From idealist to dictator
Mertens reviews significant phases of Castro's life, from his childhood as the son of an estate owner to his time at a Jesuit school and his law studies in Havana. He also traces his failed attack on the Moncada barracks in 1953 - an event largely recognized as the start of the Cuban Revolution.
After a brief time in prison, Castro went into exile in Mexico. From there, he left the guerillas in their fight against the Batista regime.
Once the revolution was won, the new state had to be built up, reformed and cleaned. The US Bay of Pigs invasion followed, as did the Cuban Missile Crisis and the economic downturn of the 1990s.

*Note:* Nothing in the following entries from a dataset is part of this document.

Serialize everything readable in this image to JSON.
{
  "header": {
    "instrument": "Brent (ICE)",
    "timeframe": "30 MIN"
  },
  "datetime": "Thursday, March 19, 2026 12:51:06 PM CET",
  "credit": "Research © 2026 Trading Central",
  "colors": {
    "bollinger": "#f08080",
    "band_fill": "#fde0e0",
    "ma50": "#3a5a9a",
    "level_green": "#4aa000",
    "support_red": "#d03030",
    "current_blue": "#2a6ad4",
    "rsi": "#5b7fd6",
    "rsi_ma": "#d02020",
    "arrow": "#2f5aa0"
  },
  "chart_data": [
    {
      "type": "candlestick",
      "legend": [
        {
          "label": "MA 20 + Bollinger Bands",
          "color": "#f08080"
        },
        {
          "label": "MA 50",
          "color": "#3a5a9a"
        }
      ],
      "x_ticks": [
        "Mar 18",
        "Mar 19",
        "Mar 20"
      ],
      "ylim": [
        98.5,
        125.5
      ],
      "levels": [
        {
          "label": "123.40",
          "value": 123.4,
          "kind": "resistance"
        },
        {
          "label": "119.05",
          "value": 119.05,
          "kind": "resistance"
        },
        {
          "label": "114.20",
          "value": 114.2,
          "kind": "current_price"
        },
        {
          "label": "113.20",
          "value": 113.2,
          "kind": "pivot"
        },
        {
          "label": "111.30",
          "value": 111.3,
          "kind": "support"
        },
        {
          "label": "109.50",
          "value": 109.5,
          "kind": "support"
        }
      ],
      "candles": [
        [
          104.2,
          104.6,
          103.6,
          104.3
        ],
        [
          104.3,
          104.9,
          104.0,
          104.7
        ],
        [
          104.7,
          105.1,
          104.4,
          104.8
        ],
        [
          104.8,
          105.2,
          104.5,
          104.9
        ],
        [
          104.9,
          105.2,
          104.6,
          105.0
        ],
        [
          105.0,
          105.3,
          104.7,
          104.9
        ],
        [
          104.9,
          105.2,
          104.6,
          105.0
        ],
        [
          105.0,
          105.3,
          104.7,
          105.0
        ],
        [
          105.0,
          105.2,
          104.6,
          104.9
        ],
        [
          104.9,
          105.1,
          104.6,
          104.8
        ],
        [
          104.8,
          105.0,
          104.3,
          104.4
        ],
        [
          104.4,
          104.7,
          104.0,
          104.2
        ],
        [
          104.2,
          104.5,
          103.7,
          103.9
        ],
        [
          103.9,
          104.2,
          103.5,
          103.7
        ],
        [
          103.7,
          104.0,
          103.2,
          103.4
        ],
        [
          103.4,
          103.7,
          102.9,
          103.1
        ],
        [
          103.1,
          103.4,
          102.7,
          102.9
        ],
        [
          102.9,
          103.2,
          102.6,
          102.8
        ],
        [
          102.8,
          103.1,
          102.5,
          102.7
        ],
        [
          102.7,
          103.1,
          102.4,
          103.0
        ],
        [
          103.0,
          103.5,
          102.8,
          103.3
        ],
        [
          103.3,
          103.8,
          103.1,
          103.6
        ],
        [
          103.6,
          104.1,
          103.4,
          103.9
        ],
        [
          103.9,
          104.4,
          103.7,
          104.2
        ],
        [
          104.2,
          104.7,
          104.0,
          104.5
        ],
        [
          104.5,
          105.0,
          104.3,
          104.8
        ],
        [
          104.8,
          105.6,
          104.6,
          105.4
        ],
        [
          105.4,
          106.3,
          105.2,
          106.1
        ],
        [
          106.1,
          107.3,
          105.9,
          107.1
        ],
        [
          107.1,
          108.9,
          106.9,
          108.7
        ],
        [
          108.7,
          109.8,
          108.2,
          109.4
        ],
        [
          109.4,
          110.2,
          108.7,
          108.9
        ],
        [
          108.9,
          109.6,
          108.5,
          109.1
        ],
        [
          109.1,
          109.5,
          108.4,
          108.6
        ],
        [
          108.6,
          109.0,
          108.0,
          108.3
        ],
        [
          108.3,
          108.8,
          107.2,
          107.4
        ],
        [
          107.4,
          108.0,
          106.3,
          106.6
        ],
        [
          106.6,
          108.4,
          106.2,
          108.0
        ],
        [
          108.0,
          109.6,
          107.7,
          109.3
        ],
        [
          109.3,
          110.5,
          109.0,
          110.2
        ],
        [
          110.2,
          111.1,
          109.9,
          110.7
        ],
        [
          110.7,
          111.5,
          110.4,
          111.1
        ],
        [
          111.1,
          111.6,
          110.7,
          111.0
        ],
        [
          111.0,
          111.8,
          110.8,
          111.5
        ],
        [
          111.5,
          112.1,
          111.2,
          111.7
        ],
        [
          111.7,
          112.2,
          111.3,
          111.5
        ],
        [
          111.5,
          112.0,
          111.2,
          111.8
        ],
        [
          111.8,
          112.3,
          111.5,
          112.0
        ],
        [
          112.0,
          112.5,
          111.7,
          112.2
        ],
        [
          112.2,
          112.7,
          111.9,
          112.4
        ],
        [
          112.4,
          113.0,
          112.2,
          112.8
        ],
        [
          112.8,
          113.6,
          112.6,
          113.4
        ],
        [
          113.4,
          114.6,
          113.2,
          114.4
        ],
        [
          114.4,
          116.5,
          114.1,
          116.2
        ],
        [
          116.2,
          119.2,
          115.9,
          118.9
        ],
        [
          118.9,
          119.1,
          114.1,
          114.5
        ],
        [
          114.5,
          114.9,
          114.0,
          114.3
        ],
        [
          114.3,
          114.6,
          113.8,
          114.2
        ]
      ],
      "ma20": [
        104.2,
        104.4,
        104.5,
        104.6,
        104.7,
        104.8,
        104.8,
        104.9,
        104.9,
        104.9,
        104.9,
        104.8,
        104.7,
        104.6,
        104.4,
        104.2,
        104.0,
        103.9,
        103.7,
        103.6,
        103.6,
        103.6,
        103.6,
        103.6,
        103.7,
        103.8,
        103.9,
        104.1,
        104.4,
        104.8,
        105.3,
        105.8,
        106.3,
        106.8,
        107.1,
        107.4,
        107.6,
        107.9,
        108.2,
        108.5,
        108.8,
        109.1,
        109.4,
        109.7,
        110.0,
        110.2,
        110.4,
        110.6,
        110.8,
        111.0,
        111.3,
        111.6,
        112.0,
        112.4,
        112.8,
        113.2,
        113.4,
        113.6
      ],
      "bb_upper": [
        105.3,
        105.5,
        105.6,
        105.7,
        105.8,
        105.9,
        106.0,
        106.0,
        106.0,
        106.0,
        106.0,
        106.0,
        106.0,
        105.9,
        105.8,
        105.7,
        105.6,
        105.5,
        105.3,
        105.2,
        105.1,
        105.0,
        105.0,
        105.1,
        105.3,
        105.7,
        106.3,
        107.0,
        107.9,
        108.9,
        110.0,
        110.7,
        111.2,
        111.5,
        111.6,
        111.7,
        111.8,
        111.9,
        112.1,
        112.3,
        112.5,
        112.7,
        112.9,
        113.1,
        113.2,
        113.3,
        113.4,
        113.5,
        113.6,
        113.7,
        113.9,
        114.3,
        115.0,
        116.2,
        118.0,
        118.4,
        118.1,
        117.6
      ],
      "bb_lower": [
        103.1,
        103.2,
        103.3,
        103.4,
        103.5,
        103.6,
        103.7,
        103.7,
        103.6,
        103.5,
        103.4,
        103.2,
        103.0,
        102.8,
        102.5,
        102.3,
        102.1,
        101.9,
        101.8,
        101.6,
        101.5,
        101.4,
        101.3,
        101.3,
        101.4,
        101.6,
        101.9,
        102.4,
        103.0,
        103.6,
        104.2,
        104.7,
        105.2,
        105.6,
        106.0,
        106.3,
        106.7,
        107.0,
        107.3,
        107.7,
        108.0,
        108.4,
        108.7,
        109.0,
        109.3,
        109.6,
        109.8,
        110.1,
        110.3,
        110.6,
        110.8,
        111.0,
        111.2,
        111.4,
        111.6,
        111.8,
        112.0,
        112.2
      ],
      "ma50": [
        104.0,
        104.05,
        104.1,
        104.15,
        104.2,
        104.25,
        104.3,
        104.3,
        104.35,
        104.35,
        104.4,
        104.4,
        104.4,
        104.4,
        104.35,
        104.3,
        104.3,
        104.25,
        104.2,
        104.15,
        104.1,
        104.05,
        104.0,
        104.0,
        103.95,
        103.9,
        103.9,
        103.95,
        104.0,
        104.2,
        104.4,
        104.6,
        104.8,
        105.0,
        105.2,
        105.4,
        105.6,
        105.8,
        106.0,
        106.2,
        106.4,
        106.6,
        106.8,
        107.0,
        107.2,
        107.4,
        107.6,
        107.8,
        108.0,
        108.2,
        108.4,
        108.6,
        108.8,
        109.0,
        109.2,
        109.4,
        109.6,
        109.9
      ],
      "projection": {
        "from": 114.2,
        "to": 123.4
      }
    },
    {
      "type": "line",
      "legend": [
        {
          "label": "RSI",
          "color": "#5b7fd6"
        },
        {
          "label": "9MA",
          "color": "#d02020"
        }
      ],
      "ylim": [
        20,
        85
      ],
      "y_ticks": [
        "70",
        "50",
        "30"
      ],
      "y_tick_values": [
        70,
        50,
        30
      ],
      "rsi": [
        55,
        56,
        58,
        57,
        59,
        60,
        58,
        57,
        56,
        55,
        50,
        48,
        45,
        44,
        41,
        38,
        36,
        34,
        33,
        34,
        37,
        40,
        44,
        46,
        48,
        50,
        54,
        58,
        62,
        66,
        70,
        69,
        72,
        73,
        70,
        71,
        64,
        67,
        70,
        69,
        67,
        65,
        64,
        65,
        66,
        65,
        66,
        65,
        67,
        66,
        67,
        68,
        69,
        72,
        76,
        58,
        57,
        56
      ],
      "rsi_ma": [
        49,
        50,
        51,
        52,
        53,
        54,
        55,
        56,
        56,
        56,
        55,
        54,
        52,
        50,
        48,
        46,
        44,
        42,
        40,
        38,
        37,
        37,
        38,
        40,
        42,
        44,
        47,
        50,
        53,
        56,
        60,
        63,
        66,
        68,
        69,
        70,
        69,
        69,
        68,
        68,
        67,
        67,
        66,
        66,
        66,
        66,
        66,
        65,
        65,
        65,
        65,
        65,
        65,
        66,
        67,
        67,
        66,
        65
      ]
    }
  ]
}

To solidify his power, Castro systematically eliminated his political rivals. Cuba became a dictatorship. With his visual storytelling, Kleist manages to capture Castro's transformation from a middle-class idealist who longed for social justice, to a zealous communist who'd resort to any means.
The protagonist Mertens even becomes a revolutionary himself and remains in Cuba.
Fascination with Castro the icon
"Castro was a very idealistic person who risked everything, even his ideals," Kleist told DW. "This contradiction is what fascinated me."
"When the revolutionary took over power, he also took over the injustice of power," wrote author Octavio Paz. The quote is the epigraph to Kleist's graphic novel, first published in 2010.
The book has since been translated into English, Turkish, French, Portuguese, Italian and Chinese, as well as Spanish.
Several years ago, Kleist was given the opportunity to present his book in Cuba in the presence of Castro himself, but the appointment was canceled at the last minute. "With Fidel Castro, we have lost an icon, but that won't change politics much," concluded Kleist.